Le 27 octobre dernier, Robert Gregory Bowers, un militant d’extrême droite, a fait feu sur 11 personnes dans la synagogue Tree of Life à Pittsburgh en s’exclamant « Tous les juifs doivent mourir! » Cette attaque envers la communauté juive est la plus meurtrière de l’histoire des États-Unis. Quelques jours avant l’attentat de Pittsburgh, des bombes artisanales ont été envoyées par la poste à des détracteurs connus de Donald Trump, tels que Hillary Clinton et George Soros, ainsi qu’à des membres du bureau de New York de CNN. Malgré le caractère troublant de ces événements, ils ne devraient surprendre personne. Il ne s’agit que de la plus récente atrocité parmi toutes celles commises récemment par l’extrême droite.
Deux poids, deux mesures
Quand un massacre est commis par une personne d’extrême droite, c’est toujours « deux poids, deux mesures ». De façon hypocrite, les médias traditionnels se sont encore une fois abstenus de désigner la tuerie de Pittsburgh comme un attentat terroriste. Et ce, malgré le fait qu’il s’agissait clairement une attaque préméditée motivée par les idées nazies de Bowers, idées qu’il partageait ouvertement en ligne. Avant de commettre la fusillade, Bowers a publié sur le réseau social Gab : « Screw your optics, I’m going in » (« Au diable l’opinion publique, j’y vais »).
Sans surprise, le vice-président des États-Unis Mike Pence a balayé du revers de la main les allégations prétendant que la rhétorique de Trump ait quelconque rapport avec cette attaque : « Je ne crois pas qu’on peut établir de lien avec des menaces ou des actes violents… Je ne crois pas que le peuple américain dresse de liens. » Les résidents de Pittsburgh, eux, ont vu le lien.

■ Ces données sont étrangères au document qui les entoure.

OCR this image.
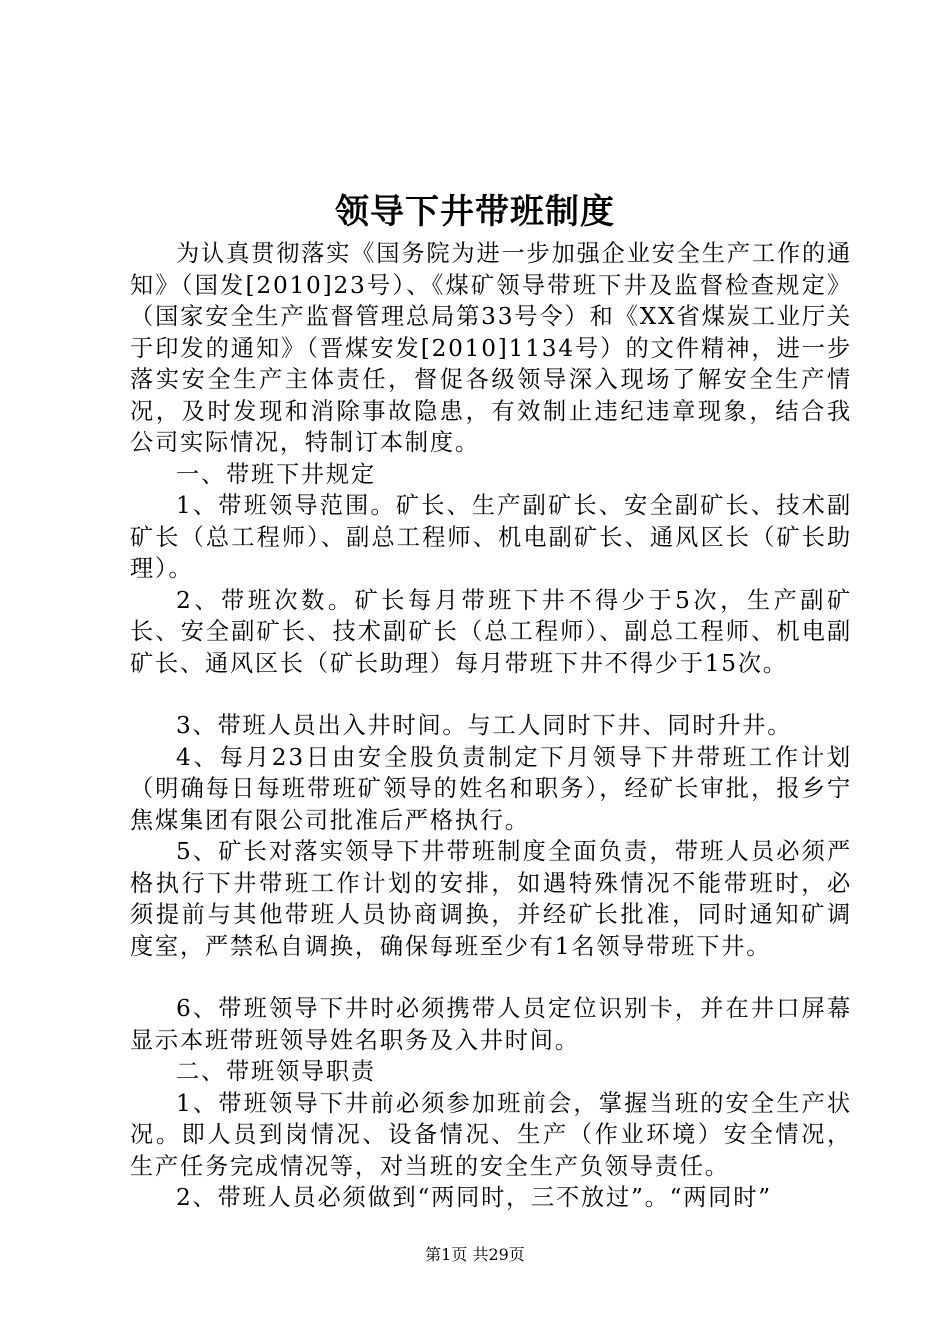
领导下井带班制度

为认真贯彻落实《国务院为进一步加强企业安全生产工作的通知》（国发[2010]23号）、《煤矿领导带班下井及监督检查规定》（国家安全生产监督管理总局第33号令）和《XX省煤炭工业厅关于印发的通知》（晋煤安发[2010]1134号）的文件精神，进一步落实安全生产主体责任，督促各级领导深入现场了解安全生产情况，及时发现和消除事故隐患，有效制止违纪违章现象，结合我公司实际情况，特制订本制度。

一、带班下井规定

1、带班领导范围。矿长、生产副矿长、安全副矿长、技术副矿长（总工程师）、副总工程师、机电副矿长、通风区长（矿长助理）。

2、带班次数。矿长每月带班下井不得少于5次，生产副矿长、安全副矿长、技术副矿长（总工程师）、副总工程师、机电副矿长、通风区长（矿长助理）每月带班下井不得少于15次。

3、带班人员出入井时间。与工人同时下井、同时升井。

4、每月23日由安全股负责制定下月领导下井带班工作计划（明确每日每班带班矿领导的姓名和职务），经矿长审批，报乡宁焦煤集团有限公司批准后严格执行。

5、矿长对落实领导下井带班制度全面负责，带班人员必须严格执行下井带班工作计划的安排，如遇特殊情况不能带班时，必须提前与其他带班人员协商调换，并经矿长批准，同时通知矿调度室，严禁私自调换，确保每班至少有1名领导带班下井。

6、带班领导下井时必须携带人员定位识别卡，并在井口屏幕显示本班带班领导姓名职务及入井时间。

二、带班领导职责

1、带班领导下井前必须参加班前会，掌握当班的安全生产状况。即人员到岗情况、设备情况、生产（作业环境）安全情况，生产任务完成情况等，对当班的安全生产负领导责任。

2、带班人员必须做到“两同时，三不放过”。“两同时”

第1页 共29页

Plus de 80 000 personnes ont signé une pétition affirmant que Trump n’est pas le bienvenu à Pittsburgh tant qu’il n’aura pas « entièrement dénoncé le nationalisme blanc » et demandant qu’il « cesse de viser et de mettre en danger toutes les minorités ».
Il est complètement ridicule de dire que cette violence n’a rien à voir avec Trump. La justification de Bowers pour avoir commis l’attentat était qu’une organisation juive, la Hebrew Immigrant Aid Society, « aime faire entrer des envahisseurs qui tuent notre peuple ». Quelques semaines avant l’attentat, Trump a appelé la caravane de migrants parcourant l’Amérique centrale à travers le Mexique « une invasion » et a déployé 5000 soldats au sud de la frontière des États-Unis avec comme ordre de tirer s’ils rencontrent quelconque résistance. Ce nombre est deux fois plus élevé que le nombre de troupes qui combattent l’État islamique en Syrie. Enhardies par les actions du gouvernement, des milices anti-immigrants se sont rendues à la frontière pour prendre les choses en main.
La fusillade de Pittsburgh est semblable à l’attentat commis au centre culturel islamique de Québec. Le 29 janvier 2017, Alexandre Bissonnette est entré dans la mosquée, a tué six personnes et en a blessé 19 autres. Deux jours plus tôt, Trump avait signé le décret présidentiel qui interdisait l’entrée aux ressortissants de sept pays musulmans. L’enquête a révélé que Bissonnette était un avide partisan de Donald Trump et de Marine Le Pen et qu’il était obsédé par cette interdiction. Durant l’interrogatoire, Bissonnette a déclaré qu’il a commis l’attentat parce qu’il avait peur que des musulmans viennent tuer sa famille. Comme c’est toujours le cas, Bissonnette n’a pas été accusé de terrorisme.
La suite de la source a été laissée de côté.